Sunday — rest or light review (30 min max)#

  • If you feel like it, review flashcards on the phone.
  • Otherwise, rest. The brain consolidates memory sleeping and resting, not by studying 7 days straight.

Weekly total: ~10 hours with real rest. Much more effective than 20h without method.

Common study-method mistakes#

1. Studying many hours without measuring#

If you spend 5 hours daily but don't do tests, you don't know if you're learning or just reading. Measure each week. The number that counts is % you hit in mocks, not how many hours you study.

2. Skipping spaced repetition#

Your head will tell you: "I know this already, no need to review again". It's a cognitive trap called familiarity — you confuse recognising with knowing. If the question is in your queue, do the question.

3. Studying 6 hours straight#

Productive concentration runs out around 90-120 minutes. After that, you "study" but barely retain. Sessions of 50-90 min with 10-15 min breaks is the scientifically validated format (adapted Pomodoro technique).

4. Not resting#

Rest (sleep, weekly day off) is part of studying, not its opposite. Memory consolidates during sleep. Studying without resting is like filling a leaky bucket.

5. Changing method every 2 weeks#

Every candidate we interview at Oposilab tells us the same: they tried 5 apps, 3 different methods, several academies. That's wasting time. Pick a method, give it 8 weeks and only then decide if it works.

How to apply this method with Oposilab#

Oposilab implements this method step by step without you thinking about it:

  1. Active reading: open the syllabus, read, ask the AI tutor when something isn't clear.
  2. Automatic tests: click "generate test for this topic" and get 20 questions adapted to your level.
  3. Review queue: each day "you have X questions to review today". You do them.
  4. Weekly mocks: Oposilab reminds you to do one every 7-10 days per your plan.
  5. Dashboard: see your evolution, strong blocks, weak blocks, retention %.

It's the above method wired into a platform. You don't design it, you follow it.

Frequently asked questions#

How long until I see results with this method?#

The first 2-3 weeks will feel slow because you accumulate review queue and don't yet have much mastered. From week 4-6 you'll notice retaining much more than before. Clear confirmation: your mock scores rise consistently.

Better to study in the morning or afternoon?#

When you can concentrate without interruptions.

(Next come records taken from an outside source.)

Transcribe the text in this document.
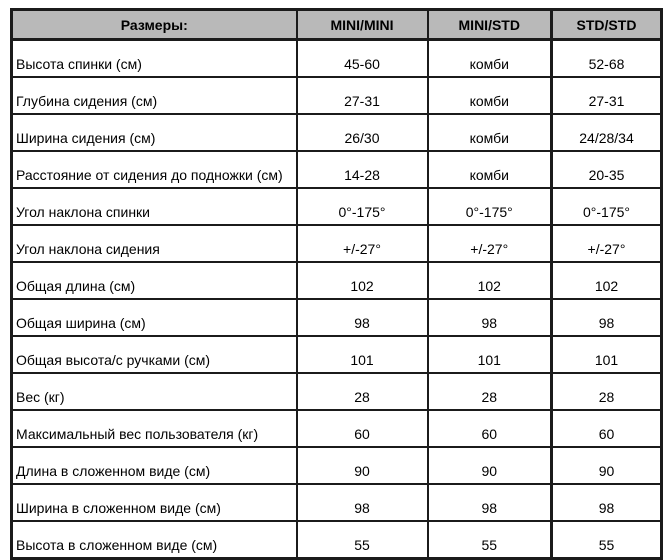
Размеры:	MINI/MINI	MINI/STD	STD/STD
Высота спинки (см)	45-60	комби	52-68
Глубина сидения (см)	27-31	комби	27-31
Ширина сидения (см)	26/30	комби	24/28/34
Расстояние от сидения до подножки (см)	14-28	комби	20-35
Угол наклона спинки	0°-175°	0°-175°	0°-175°
Угол наклона сидения	+/-27°	+/-27°	+/-27°
Общая длина (см)	102	102	102
Общая ширина (см)	98	98	98
Общая высота/с ручками (см)	101	101	101
Вес (кг)	28	28	28
Максимальный вес пользователя (кг)	60	60	60
Длина в сложенном виде (см)	90	90	90
Ширина в сложенном виде (см)	98	98	98
Высота в сложенном виде (см)	55	55	55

The ideal time is one that doesn't overlap with fatigue peaks and where no one disturbs you. For most candidates: early morning or late afternoon.

How many hours per day are reasonable?#

Quality > quantity. 2 concentrated hours with method are worth more than 6 scattered hours reading. Combining with work, 1.5-2h daily + Saturday are enough for general cuerpos in 9-12 months.

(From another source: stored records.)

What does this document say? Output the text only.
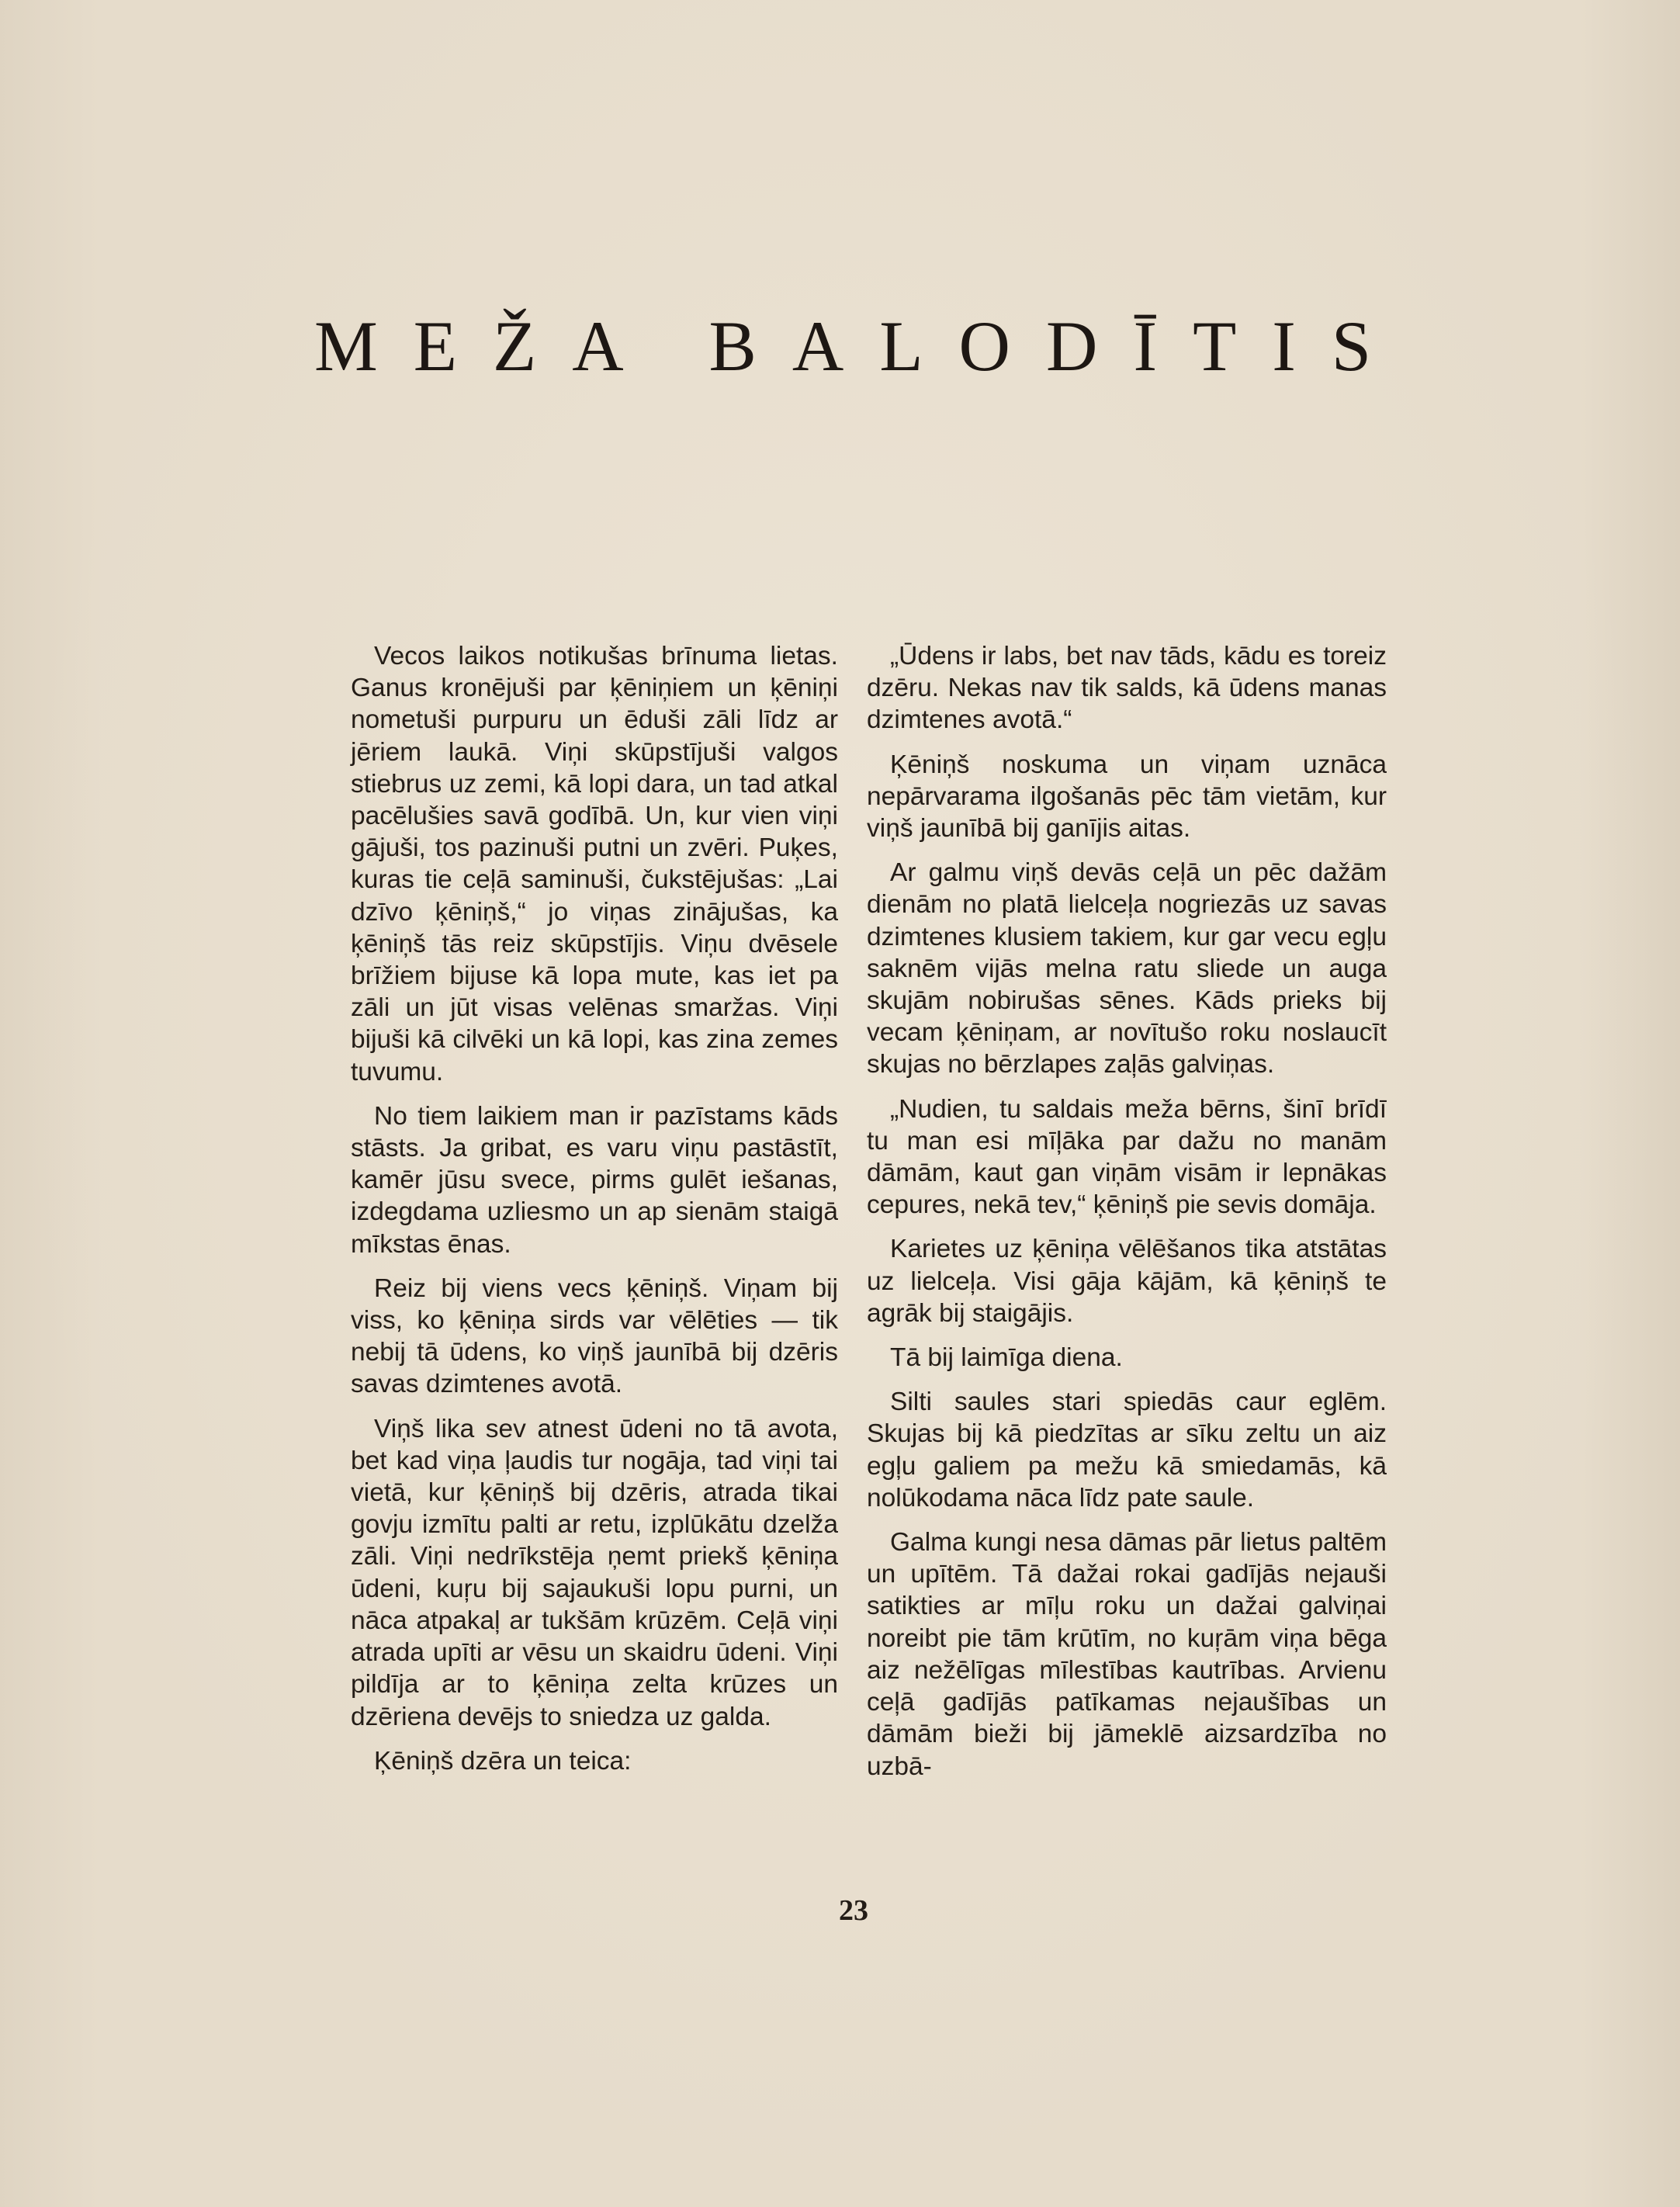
MEŽA BALODĪTIS

Vecos laikos notikušas brīnuma lietas. Ganus kronējuši par ķēniņiem un ķēniņi nometuši purpuru un ēduši zāli līdz ar jēriem laukā. Viņi skūpstījuši valgos stiebrus uz zemi, kā lopi dara, un tad atkal pacēlušies savā godībā. Un, kur vien viņi gājuši, tos pazinuši putni un zvēri. Puķes, kuras tie ceļā saminuši, čukstējušas: „Lai dzīvo ķēniņš,“ jo viņas zinājušas, ka ķēniņš tās reiz skūpstījis. Viņu dvēsele brīžiem bijuse kā lopa mute, kas iet pa zāli un jūt visas velēnas smaržas. Viņi bijuši kā cilvēki un kā lopi, kas zina zemes tuvumu.

No tiem laikiem man ir pazīstams kāds stāsts. Ja gribat, es varu viņu pastāstīt, kamēr jūsu svece, pirms gulēt iešanas, izdegdama uzliesmo un ap sienām staigā mīkstas ēnas.

Reiz bij viens vecs ķēniņš. Viņam bij viss, ko ķēniņa sirds var vēlēties — tik nebij tā ūdens, ko viņš jaunībā bij dzēris savas dzimtenes avotā.

Viņš lika sev atnest ūdeni no tā avota, bet kad viņa ļaudis tur nogāja, tad viņi tai vietā, kur ķēniņš bij dzēris, atrada tikai govju izmītu palti ar retu, izplūkātu dzelža zāli. Viņi nedrīkstēja ņemt priekš ķēniņa ūdeni, kuŗu bij sajaukuši lopu purni, un nāca atpakaļ ar tukšām krūzēm. Ceļā viņi atrada upīti ar vēsu un skaidru ūdeni. Viņi pildīja ar to ķēniņa zelta krūzes un dzēriena devējs to sniedza uz galda.

Ķēniņš dzēra un teica:

„Ūdens ir labs, bet nav tāds, kādu es toreiz dzēru. Nekas nav tik salds, kā ūdens manas dzimtenes avotā.“

Ķēniņš noskuma un viņam uznāca nepārvarama ilgošanās pēc tām vietām, kur viņš jaunībā bij ganījis aitas.

Ar galmu viņš devās ceļā un pēc dažām dienām no platā lielceļa nogriezās uz savas dzimtenes klusiem takiem, kur gar vecu egļu saknēm vijās melna ratu sliede un auga skujām nobirušas sēnes. Kāds prieks bij vecam ķēniņam, ar novītušo roku noslaucīt skujas no bērzlapes zaļās galviņas.

„Nudien, tu saldais meža bērns, šinī brīdī tu man esi mīļāka par dažu no manām dāmām, kaut gan viņām visām ir lepnākas cepures, nekā tev,“ ķēniņš pie sevis domāja.

Karietes uz ķēniņa vēlēšanos tika atstātas uz lielceļa. Visi gāja kājām, kā ķēniņš te agrāk bij staigājis.

Tā bij laimīga diena.

Silti saules stari spiedās caur eglēm. Skujas bij kā piedzītas ar sīku zeltu un aiz egļu galiem pa mežu kā smiedamās, kā nolūkodama nāca līdz pate saule.

Galma kungi nesa dāmas pār lietus paltēm un upītēm. Tā dažai rokai gadījās nejauši satikties ar mīļu roku un dažai galviņai noreibt pie tām krūtīm, no kuŗām viņa bēga aiz nežēlīgas mīlestības kautrības. Arvienu ceļā gadījās patīkamas nejaušības un dāmām bieži bij jāmeklē aizsardzība no uzbā-

23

Do I have to make flashcards by hand if I use Oposilab?#

No. Oposilab generates and maintains your spaced-repetition queue automatically. If you already use Anki and it works for you, you can continue, but it's not necessary.

What if I couldn't study for a week (holiday, busy work)?#

Your spaced-repetition queue accumulates automatically. You come back and work through it gradually next week. That's the method's advantage: it forgives short rests without losing progress.

How do I know I'm progressing?#

Three metrics to check weekly:

  1. Mock exam average (must rise or stay high).
  2. Spaced repetition retention % (questions you get right first time).
  3. Syllabus covered vs. time remaining (are you on track?).

Start today, not tomorrow#

Any method only works if you apply it. And applying means starting, not reading guides and postponing.